Movie Info
Movie Name: You Only Live Twice
Studio: Danjaq/Eon Production
Genre(s): Action/Adventure
Release Date(s): June 12, 1967
MPAA Rating: PG
American and Soviet spaceships are snatched from orbit and both sides are blaming each other. With war appearing to be imminent, James Bond (Sean Connery) fakes his death and goes undercover to investigate a lead in Japan with agent Aki (Akiko Wakabayashi). When Aki is killed, Bond and Kissy Suzuki (Mie Hama) tracks the source of the danger to a volcano base and SPECTRE…and comes face to face with his enemy Ernst Stavros Blofeld (Donald Pleasence).
Directed by Lewis Gilbert, You Only Live Twice is the fifth film in the James Bond franchise. Following Thunderball in 1965, its screenplay was Roald Dahl (yes the same Roald Dahl who created James and the Giant Peach and Charlie and the Chocolate Factory) and mostly is an original story using some elements of Ian Fleming’s 1964 novel of the same name.
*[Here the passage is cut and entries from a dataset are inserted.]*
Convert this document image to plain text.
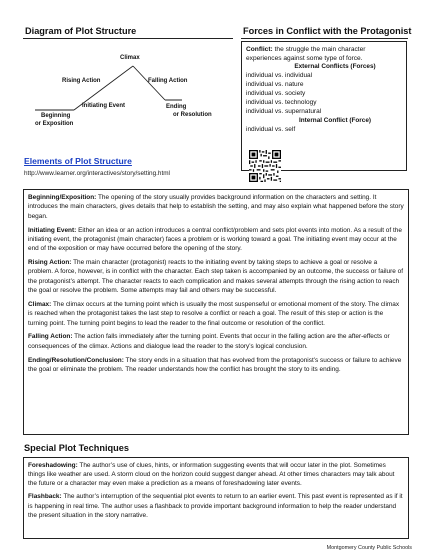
Diagram of Plot Structure	Forces in Conflict with the Protagonist
Climax
Rising Action	Falling Action
Initiating Event
Beginning
or Exposition
Ending
or Resolution
Conflict: the struggle the main character experiences against some type of force.
External Conflicts (Forces)
individual vs. individual
individual vs. nature
individual vs. society
individual vs. technology
individual vs. supernatural
Internal Conflict (Force)
individual vs. self
Elements of Plot Structure
http://www.learner.org/interactives/story/setting.html

Beginning/Exposition: The opening of the story usually provides background information on the characters and setting. It introduces the main characters, gives details that help to establish the setting, and may also explain what happened before the story began.

Initiating Event: Either an idea or an action introduces a central conflict/problem and sets plot events into motion. As a result of the initiating event, the protagonist (main character) faces a problem or is working toward a goal. The initiating event may occur at the end of the exposition or may have occurred before the opening of the story.

Rising Action: The main character (protagonist) reacts to the initiating event by taking steps to achieve a goal or resolve a problem. A force, however, is in conflict with the character. Each step taken is accompanied by an outcome, the success or failure of the protagonist’s attempt. The character reacts to each complication and makes several attempts through the rising action to reach the goal or resolve the problem. Some attempts may fail and others may be successful.

Climax: The climax occurs at the turning point which is usually the most suspenseful or emotional moment of the story. The climax is reached when the protagonist takes the last step to resolve a conflict or reach a goal. The result of this step or action is the turning point. The turning point begins to lead the reader to the final outcome or resolution of the conflict.

Falling Action: The action falls immediately after the turning point. Events that occur in the falling action are the after-effects or consequences of the climax. Actions and dialogue lead the reader to the story’s logical conclusion.

Ending/Resolution/Conclusion: The story ends in a situation that has evolved from the protagonist’s success or failure to achieve the goal or eliminate the problem. The reader understands how the conflict has brought the story to its ending.

Special Plot Techniques

Foreshadowing: The author’s use of clues, hints, or information suggesting events that will occur later in the plot. Sometimes things like weather are used. A storm cloud on the horizon could suggest danger ahead. At other times characters may talk about the future or a character may even make a prediction as a means of foreshadowing later events.

Flashback: The author’s interruption of the sequential plot events to return to an earlier event. This past event is represented as if it is happening in real time. The author uses a flashback to provide important background information to help the reader understand the present situation in the story narrative.

Montgomery County Public Schools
The theme song was performed by Nancy Sinatra.
You Only Live Twice is a pretty highly debated Bond film. Some call it one of the best Bond films; others label it as the worst. I label it as typical Bond and you can judge that for what it is. The movie has what you’d expect from a Bond film with an exotic location (and “exotic” women) and high technology. Some argue that by this point, James Bond has already become too tech reliant and cliché.
The story in You Only Live Twice is rather long but when you think back on it, little happened. It is a rather cool set-up with Blofeld’s volcano base which has been mocked and parodied from The Simpsons to Austin Powers. Blofeld is up to his perfect evil and that is why Dr. Evil almost looks like he fell out of You Only Live Twice…I love Blofeld, but he really doesn’t do much in this film (and that is too bad because Pleasance is a fun actor to play him). At least he has a cool pool of man-eating piranha…
Along with the volcano base, there is a lot of tech in this Bond film. You have shooting cigarettes, a mini-helicopter, and a rocket that can swallow other rockets whole. It is all cool, but they seem to have such limited purpose, and it is always ironic how it works out perfectly that Bond has a situation where he can use them.
The most ridiculous and controversial (in today’s society) is the decision to have Bond “turn Japanese” (and not in fun way like in the Vapors’ hit song…but from surgery). He gets made up like a Japanese man to infiltrate the people, but still speaks with a Scottish accent and hardly resembles anyone from Japan. It lasts for all of ten minutes of the film and seems to serve little purpose. Along with him knocking the Beatles in Goldfinger, I’m starting to question if Bond was already a little out of touch.
You Only Live Twice isn’t my favorite Bond but it is pretty memorable. Bond is a cliché and it might have already been a cliché by Goldfinger and Thunderball, but that is one of the things that makes Bond nice. Bond movies feel like a nice comfort food, and even if you don’t know one like the back of your hand, it still feels like you do which is in itself nice and safe. Sean Connery takes his Bond break following this film, and steps in for Bond in On Her Majesty’s Secret Service in 1969 (Connery does return in Diamonds Are Forever in 1971).